屍怪は引き戸を開けられず、プラスチックボトルが当たっても無反応。音を鳴らして転がるボトルを、追っていったか。
相変わらず屍怪については、解らないことが多いな。それでも今はある情報を活かし、進んで行くしかない。
託された思いを受け、ひとりでに奮起。全身の汚れを洗い流すため、シャワーのレバーを下げる。
「っつ! 冷たっ!?」
そこで体に降り注いできたのは、全く温かみのない冷水。温度調整をして試すも、温水に変わることはなかった。
ってことは、みんな。冷水を浴びたのかよ。
冷たくて、長くは浴びられそうもない。さっさと洗い流して、撤退したほうが良さそうだ。
雪に閉ざされた冬を越え、春を迎えた北の大地。
しかしとは言え、まだ五月。気温は上がりきっておらず、冷水を浴びるに厳しい季節であった。
他に手段もなさそうだし。仕方ないな。
冷水を浴びる覚悟を固めたところで、脱衣所に誰かがきた気配。
「ごっめーん! 言い忘れてたけど! お湯は出ないのよっ! ヤカンにお湯を入れてきたから! 合わせて使って――――」
開かれる風呂場の扉に、ヤカンを持ったハルノ。
しかしこちらは、衣服を纏わず。すでに全裸の状態だった。
「ちょっ! ちょっ! わかったからっ! ヤカンは置いといてくれっ!」
慌てて局部を隠すも、両手で隠せる範囲は限られる。
「ごっ……ごめんっ! もう入っていると思わなかったからっ! 鍵も閉まってなかったし!」
赤面してハルノは目を逸らし、慌ただしく去っていった。
鍵を閉め忘れたとはいえ、いきなり入ってくるのかよ。
全く。プライバシーもあったもんじゃない。
***
防災袋に水と食料を詰め、いざ出発のとき。
ここから先は気を抜けば、すぐに危険が迫る世界だ。家に居て緩んだ気持ちを、引き締めねぇと。
目的地となるのは、各々の家がある岩見沢。
札幌から岩見沢までは、約四十キロ。今は電車や車と、便利な移動手段は使えない。己が足で歩く以外に方法はなく、長く険しい道になることが想定された。
札幌駅から同心北高校までが、約四キロ。この状況をそのまま当て嵌めると、十日以上の道のりになるのか。

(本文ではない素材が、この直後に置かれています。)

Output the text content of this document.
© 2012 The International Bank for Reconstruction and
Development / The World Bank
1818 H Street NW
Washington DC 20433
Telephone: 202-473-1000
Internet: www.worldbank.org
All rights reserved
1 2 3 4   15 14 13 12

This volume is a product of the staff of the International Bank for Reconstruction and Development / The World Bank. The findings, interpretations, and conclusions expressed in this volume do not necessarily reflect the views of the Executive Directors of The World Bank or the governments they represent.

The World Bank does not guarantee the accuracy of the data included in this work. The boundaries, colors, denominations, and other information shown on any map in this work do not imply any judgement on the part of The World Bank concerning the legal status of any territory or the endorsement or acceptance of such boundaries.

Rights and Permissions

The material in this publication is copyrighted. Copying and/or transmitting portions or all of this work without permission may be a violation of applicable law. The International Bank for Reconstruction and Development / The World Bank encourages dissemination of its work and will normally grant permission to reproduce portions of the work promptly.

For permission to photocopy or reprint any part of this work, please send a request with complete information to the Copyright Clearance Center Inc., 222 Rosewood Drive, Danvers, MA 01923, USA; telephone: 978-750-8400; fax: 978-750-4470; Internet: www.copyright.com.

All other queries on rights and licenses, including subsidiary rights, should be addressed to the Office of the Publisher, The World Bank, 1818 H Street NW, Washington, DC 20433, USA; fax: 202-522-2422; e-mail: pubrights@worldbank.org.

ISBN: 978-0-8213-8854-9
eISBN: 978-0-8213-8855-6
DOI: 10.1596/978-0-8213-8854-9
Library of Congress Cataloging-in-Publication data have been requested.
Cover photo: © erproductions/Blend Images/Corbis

進む先によっては、建物の倒壊や車両事故。屍怪に襲われるといった、不測の事態も想定される。
となれば迂回を迫られることも、必然。順調にいって十日と想定するなら、それは希望的観測に過ぎなかった。
電車や車を使えば、一時間程度で帰れたのに。
今じゃあどのくらい時間を要するかも、わからないのよ。
「なあ。やっぱりよ。車を使ったほうが良いんじゃね?」
耳元でソッと呟いたのは、周りの目を気にする啓太。
「みんなで決めたろ。今は歩いて行こうぜ」
先の民家で、話し合いをした結果。帰宅に車を使用することは、とりあえず保留となった。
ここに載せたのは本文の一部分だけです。